Today was a bad day. I’ve not cried like I have today since—oh, I can’t remember. Maybe never. In a heated discussion, I learned what someone whom I once considered a friend really thought of me. All these years, we’ve been having easy conversations about my cat(s) and such other frivolous matters, yet beneath it all…
I’m glad I didn’t know their true feelings before. But then again, had I known, I may have invested less in the relationship and spared myself today’s pain and that of the past few months. And who knows what I’d have done in retaliation? Thank God for keeping from us certain knowledge! Fact remains I didn’t know, and three months ago, I would have thought anyone insane who said as much. Funny. I was described as being insane today.
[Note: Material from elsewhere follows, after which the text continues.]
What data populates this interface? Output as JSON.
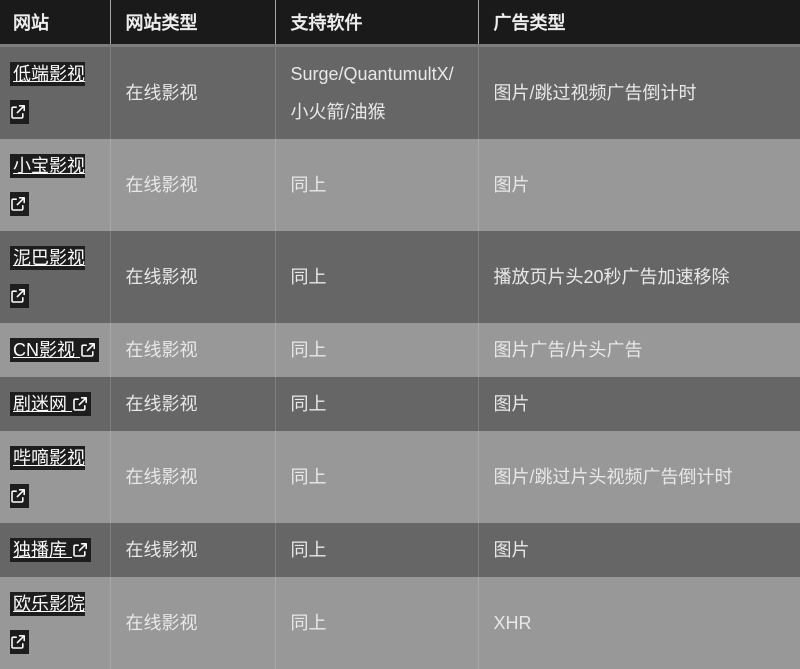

I am by no means totally blameless in the whole matter. God has been working on me recently—suddenly I couldn’t escape messages on forgiveness, self-righteousness and pride—and after today, I have even more to work on and to repent of. If it was hard 24 hours ago, I don’t know about now. I’m thankful I have a Father who specialises in transforming lives. The last thing I want is to become bitter and to bring division between our mutual friends.
I hope that one day, I’ll be able to look back on this and see what good it brought about in my life. And by God’s grace, good will come of this. I don’t know when and I certainly don’t see how, but I cling to two truths: God is good, and He loves me.